Saturday, February 14, 2026

The Geometry of a Heartbreak

 The air in the library was thick with the scent of old paper and the frantic energy of midterms. I had exactly twenty minutes before my chemistry lab, and my notebook was a desert of blank pages. I was hunched over Jas’s lab manual, my pen flying in a desperate, rhythmic scribble, when a voice broke through the silence.

"Hey! How are you?"

I looked up, ready to be annoyed by the interruption. Instead, I saw her. She sat across from me, looking like a weary angel—tired eyes, messy hair, but possessing a radiance that made the fluorescent library lights seem dim.

"Hey," I replied, trying to find my voice.

"Are you Indian?" she asked.

"Very much so," I said, leaning back and summoning every ounce of my twenty-something bravado. I pointed to the folder on the table. "And I know you are, too, because I’ve been reading your name for the last five minutes. Sandhya Chopra, right?"

At the time, I thought I was being smooth. In reality, I was just a dork with a lucky observation. But she laughed—a bright, genuine sound—and just like that, the chemistry lab didn't matter anymore.

The Mirror and the Mask

Over the next few weeks, Sandhya became the center of my world. She was my dream girl, but she was also a mystery. She’d cut my hair in her kitchen, bring me "specially cooked" meals that were frankly terrible, and spend an hour meticulously clearing the blackheads off my nose. It hurt like hell, but I would have let her do anything just to stay in her orbit.

Then came the day the mirror shattered.

"I’ve been married for four years," she said quietly.

The words felt like a physical blow. Suddenly, her sadness—the bipolar diagnosis, the late-night crying in my arms—finally had a source. She wasn't just a girl in school; she was a woman "exported" to a foreign land, married to a life she never chose.

I was at a crossroads. I didn't want to be "the other man," but I couldn't leave her to drown in her own depression. So, I built a mental wall. I started calling her "sister" to keep my heart safe. We became a strange, inseparable unit—visiting temples and Gurudwaras, clubbing until 3:00 AM, and crying on the beach. She mended my grades and my life, while I tried to be the anchor for hers.

The Mumbai Gambit

When she left for India to "take time off" from her husband, a part of my soul went with her. Seven months of silence followed. I told myself she’d forgotten me, but when I returned to Delhi for the summer, the pull was too strong.

I found her in Batra Hospital for a check-up. When she saw me, she didn't just wave; she opened her arms like a heroine in a Bollywood epic. She looked wise, young, and entirely too beautiful for my peace of mind.

The "sister" mask finally crumbled. I was falling, and I was falling hard. I decided to make my move in Mumbai. I tracked her down, staying in a gritty hotel near Versova Beach, and asked her to meet me at a Barista coffee shop.

"Sandeep, you don’t have to pity me anymore," she said, her eyes searching mine as I poured my heart out.

"Pity? I adore you. I want every second of my life to involve you."

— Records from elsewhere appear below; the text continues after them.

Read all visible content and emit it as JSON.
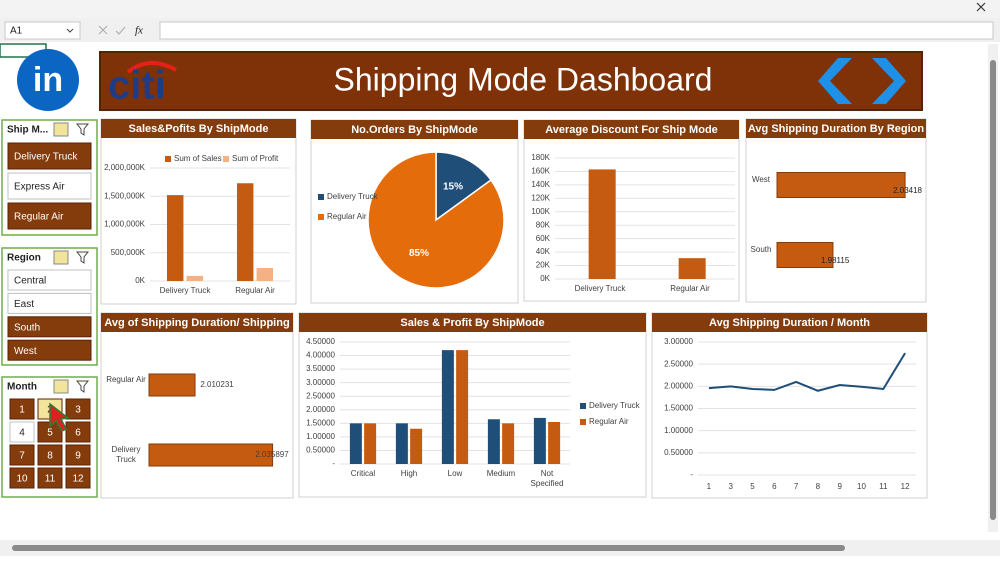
{
  "toolbar": {
    "name_box": "A1",
    "function_label": "fx"
  },
  "header": {
    "logo_text": "in",
    "brand": "citi",
    "title": "Shipping Mode Dashboard"
  },
  "slicers": [
    {
      "title": "Ship M...",
      "items": [
        {
          "label": "Delivery Truck",
          "selected": true
        },
        {
          "label": "Express Air",
          "selected": false
        },
        {
          "label": "Regular Air",
          "selected": true
        }
      ]
    },
    {
      "title": "Region",
      "items": [
        {
          "label": "Central",
          "selected": false
        },
        {
          "label": "East",
          "selected": false
        },
        {
          "label": "South",
          "selected": true
        },
        {
          "label": "West",
          "selected": true
        }
      ]
    },
    {
      "title": "Month",
      "items": [
        {
          "label": "1",
          "selected": true
        },
        {
          "label": "2",
          "selected": true,
          "hovered": true
        },
        {
          "label": "3",
          "selected": true
        },
        {
          "label": "4",
          "selected": false
        },
        {
          "label": "5",
          "selected": true
        },
        {
          "label": "6",
          "selected": true
        },
        {
          "label": "7",
          "selected": true
        },
        {
          "label": "8",
          "selected": true
        },
        {
          "label": "9",
          "selected": true
        },
        {
          "label": "10",
          "selected": true
        },
        {
          "label": "11",
          "selected": true
        },
        {
          "label": "12",
          "selected": true
        }
      ]
    }
  ],
  "chart_data": [
    {
      "type": "bar",
      "title": "Sales&Pofits By ShipMode",
      "categories": [
        "Delivery Truck",
        "Regular Air"
      ],
      "series": [
        {
          "name": "Sum of Sales",
          "color": "#c55a11",
          "values": [
            1520000,
            1730000
          ]
        },
        {
          "name": "Sum of Profit",
          "color": "#f4b183",
          "values": [
            90000,
            230000
          ]
        }
      ],
      "ylim": [
        0,
        2000000
      ],
      "yticks": [
        {
          "value": 0,
          "label": "0K"
        },
        {
          "value": 500000,
          "label": "500,000K"
        },
        {
          "value": 1000000,
          "label": "1,000,000K"
        },
        {
          "value": 1500000,
          "label": "1,500,000K"
        },
        {
          "value": 2000000,
          "label": "2,000,000K"
        }
      ],
      "grid": true,
      "legend": "top"
    },
    {
      "type": "pie",
      "title": "No.Orders By ShipMode",
      "categories": [
        "Delivery Truck",
        "Regular Air"
      ],
      "values": [
        15,
        85
      ],
      "value_labels": [
        "15%",
        "85%"
      ],
      "colors": [
        "#1f4e79",
        "#e46c0a"
      ],
      "legend": "left"
    },
    {
      "type": "bar",
      "title": "Average Discount For Ship Mode",
      "categories": [
        "Delivery Truck",
        "Regular Air"
      ],
      "values": [
        163,
        31
      ],
      "color": "#c55a11",
      "ylim": [
        0,
        180
      ],
      "yticks": [
        {
          "value": 0,
          "label": "0K"
        },
        {
          "value": 20,
          "label": "20K"
        },
        {
          "value": 40,
          "label": "40K"
        },
        {
          "value": 60,
          "label": "60K"
        },
        {
          "value": 80,
          "label": "80K"
        },
        {
          "value": 100,
          "label": "100K"
        },
        {
          "value": 120,
          "label": "120K"
        },
        {
          "value": 140,
          "label": "140K"
        },
        {
          "value": 160,
          "label": "160K"
        },
        {
          "value": 180,
          "label": "180K"
        }
      ],
      "grid": true
    },
    {
      "type": "barh",
      "title": "Avg Shipping Duration By Region",
      "categories": [
        "West",
        "South"
      ],
      "values": [
        2.03418,
        1.98115
      ],
      "color": "#c55a11",
      "xlim": [
        1.94,
        2.04
      ]
    },
    {
      "type": "barh",
      "title": "Avg of Shipping Duration/ Shipping",
      "categories": [
        "Regular Air",
        "Delivery Truck"
      ],
      "values": [
        2.010231,
        2.035897
      ],
      "color": "#c55a11",
      "xlim": [
        1.995,
        2.04
      ]
    },
    {
      "type": "bar",
      "title": "Sales & Profit By ShipMode",
      "categories": [
        "Critical",
        "High",
        "Low",
        "Medium",
        "Not Specified"
      ],
      "series": [
        {
          "name": "Delivery Truck",
          "color": "#1f4e79",
          "values": [
            1.5,
            1.5,
            4.2,
            1.65,
            1.7
          ]
        },
        {
          "name": "Regular Air",
          "color": "#c55a11",
          "values": [
            1.5,
            1.3,
            4.2,
            1.5,
            1.55
          ]
        }
      ],
      "ylim": [
        0,
        4.5
      ],
      "yticks": [
        {
          "value": 0,
          "label": "-"
        },
        {
          "value": 0.5,
          "label": "0.50000"
        },
        {
          "value": 1,
          "label": "1.00000"
        },
        {
          "value": 1.5,
          "label": "1.50000"
        },
        {
          "value": 2,
          "label": "2.00000"
        },
        {
          "value": 2.5,
          "label": "2.50000"
        },
        {
          "value": 3,
          "label": "3.00000"
        },
        {
          "value": 3.5,
          "label": "3.50000"
        },
        {
          "value": 4,
          "label": "4.00000"
        },
        {
          "value": 4.5,
          "label": "4.50000"
        }
      ],
      "grid": true,
      "legend": "right"
    },
    {
      "type": "line",
      "title": "Avg Shipping Duration / Month",
      "categories": [
        1,
        3,
        5,
        6,
        7,
        8,
        9,
        10,
        11,
        12
      ],
      "values": [
        1.96,
        2.0,
        1.94,
        1.92,
        2.1,
        1.9,
        2.03,
        1.99,
        1.94,
        2.75
      ],
      "color": "#1f4e79",
      "ylim": [
        0,
        3
      ],
      "yticks": [
        {
          "value": 0,
          "label": "-"
        },
        {
          "value": 0.5,
          "label": "0.50000"
        },
        {
          "value": 1,
          "label": "1.00000"
        },
        {
          "value": 1.5,
          "label": "1.50000"
        },
        {
          "value": 2,
          "label": "2.00000"
        },
        {
          "value": 2.5,
          "label": "2.50000"
        },
        {
          "value": 3,
          "label": "3.00000"
        }
      ],
      "grid": true
    }
  ]
}
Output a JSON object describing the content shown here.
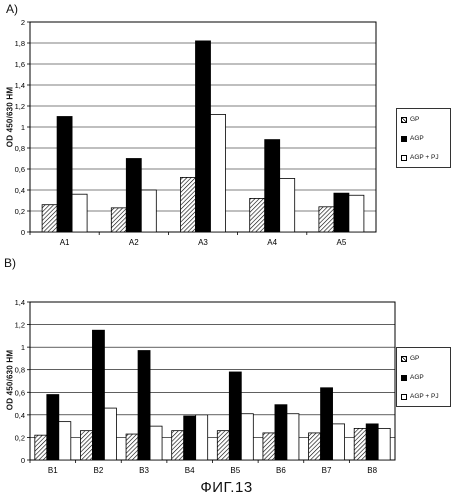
{
  "figure_caption": "ФИГ.13",
  "chart_data": [
    {
      "type": "bar",
      "panel_label": "A)",
      "ylabel": "OD 450/630 HM",
      "ylim": [
        0,
        2
      ],
      "yticks": [
        "0",
        "0,2",
        "0,4",
        "0,6",
        "0,8",
        "1",
        "1,2",
        "1,4",
        "1,6",
        "1,8",
        "2"
      ],
      "grid": "horizontal",
      "legend_position": "right",
      "categories": [
        "A1",
        "A2",
        "A3",
        "A4",
        "A5"
      ],
      "series": [
        {
          "name": "GP",
          "pattern": "hatched",
          "values": [
            0.26,
            0.23,
            0.52,
            0.32,
            0.24
          ]
        },
        {
          "name": "AGP",
          "pattern": "solid",
          "color": "#000000",
          "values": [
            1.1,
            0.7,
            1.82,
            0.88,
            0.37
          ]
        },
        {
          "name": "AGP + PJ",
          "pattern": "white",
          "color": "#ffffff",
          "values": [
            0.36,
            0.4,
            1.12,
            0.51,
            0.35
          ]
        }
      ]
    },
    {
      "type": "bar",
      "panel_label": "B)",
      "ylabel": "OD 450/630 HM",
      "ylim": [
        0,
        1.4
      ],
      "yticks": [
        "0",
        "0,2",
        "0,4",
        "0,6",
        "0,8",
        "1",
        "1,2",
        "1,4"
      ],
      "grid": "horizontal",
      "legend_position": "right",
      "categories": [
        "B1",
        "B2",
        "B3",
        "B4",
        "B5",
        "B6",
        "B7",
        "B8"
      ],
      "series": [
        {
          "name": "GP",
          "pattern": "hatched",
          "values": [
            0.22,
            0.26,
            0.23,
            0.26,
            0.26,
            0.24,
            0.24,
            0.28
          ]
        },
        {
          "name": "AGP",
          "pattern": "solid",
          "color": "#000000",
          "values": [
            0.58,
            1.15,
            0.97,
            0.39,
            0.78,
            0.49,
            0.64,
            0.32
          ]
        },
        {
          "name": "AGP + PJ",
          "pattern": "white",
          "color": "#ffffff",
          "values": [
            0.34,
            0.46,
            0.3,
            0.4,
            0.41,
            0.41,
            0.32,
            0.28
          ]
        }
      ]
    }
  ]
}
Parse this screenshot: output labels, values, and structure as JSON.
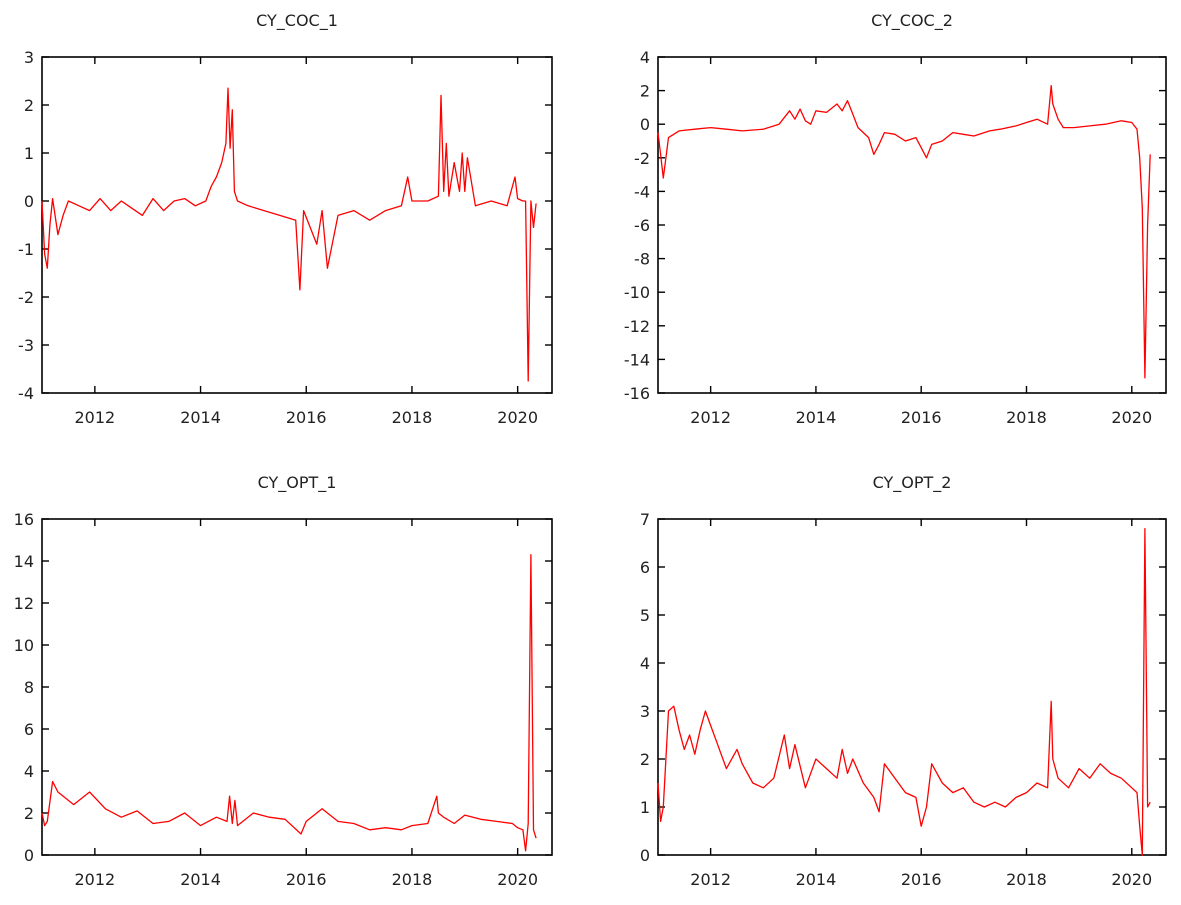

She laughed—not a cruel laugh, but a weary one. "I’ll give you my answer when you grow up."

"Do you mean grow up, or grow older?" I challenged.

"They are the same thing," she whispered.

"They aren't," I countered. "I love you, Sandhya. And I know you're fond of me, too."

"I do love you, Sandeep," she said, her voice dropping to a devastatingly calm tone. "But I love you like I love my brother or my mother. I can’t marry you any more than I could marry them."

The Twenty-Seventh Day

I walked out of that Barista leaving a letter and a unpaid bill. I flew back to San Francisco with a heart made of lead. For twenty-six nights, I was a ghost, weeping into my pillow, terrified that some other man was currently singing "sweet nothings" into her ear.

On the twenty-seventh day, I broke. I called her.

"I'm busy," she said, her voice sounding light, distant, and entirely unaffected. "I’ll call you back."

She never did.

I’m thirty-seven now, looking back at that twenty-year-old kid with the super-active hormones and the bruised ego. I thought I was supposed to be the one breaking hearts, yet I was undone by a girl with the face of a baby and a heart I simply wasn't "grown-up" enough to understand.

I got over her eventually. But I never forgot the lesson: Sometimes the people who mend your life aren't the ones who get to stay in it.